“Half the money I spend on advertising is wasted; the trouble is I don’t know which half,” John Wanamaker once said. That was in the 19th century. Even the father of modern advertising based half of his decisions on instincts and guesswork. He had no other choice. Now we have the tools to accurately measure the effectiveness of advertising and marketing campaigns by analyzing behavioral data, but how often are they being used?
A new survey of 685 C-level marketing executives suggests not very often. In fact, according to the study conducted by Razorfish and Adobe, only 24 percent of marketers are using behavioral data in segmentation analysis and targeted execution.

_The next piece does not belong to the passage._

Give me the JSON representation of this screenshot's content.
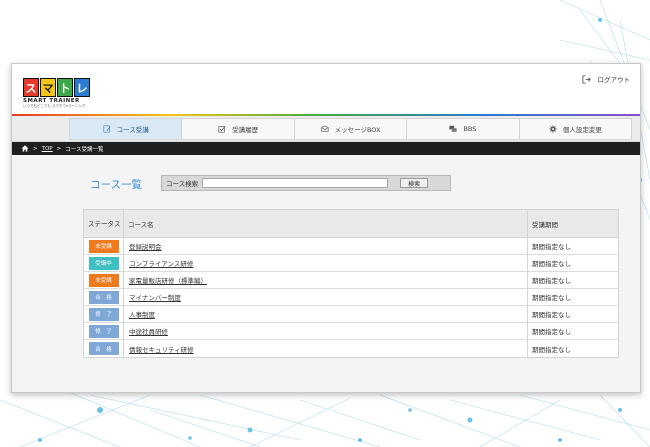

Less than 20 percent of the executives using behavioral data possess the skills to “deliver a targeted experience to a recognized customer across channels.” The majority of those surveyed consider themselves “strong” at targeted marketing, but only 13 percent are properly measuring the results.
You’d think the ability to quantify value would be accompanied by the desire to, especially in the marketing industry, which has historically struggled with the question, “How do we measure return on investment?” I imagine the percentage of executives utilizing behavioral data will continue to increase year to year, but we’ll have to wait to see how much.
In order to succeed, marketing executives will have to combine traditional skills with those of a data scientist. Whether current executives decide to accept the value of measuring and analyzing behavioral data or a new breed of marketers emerges, that is the direction we’re headed in.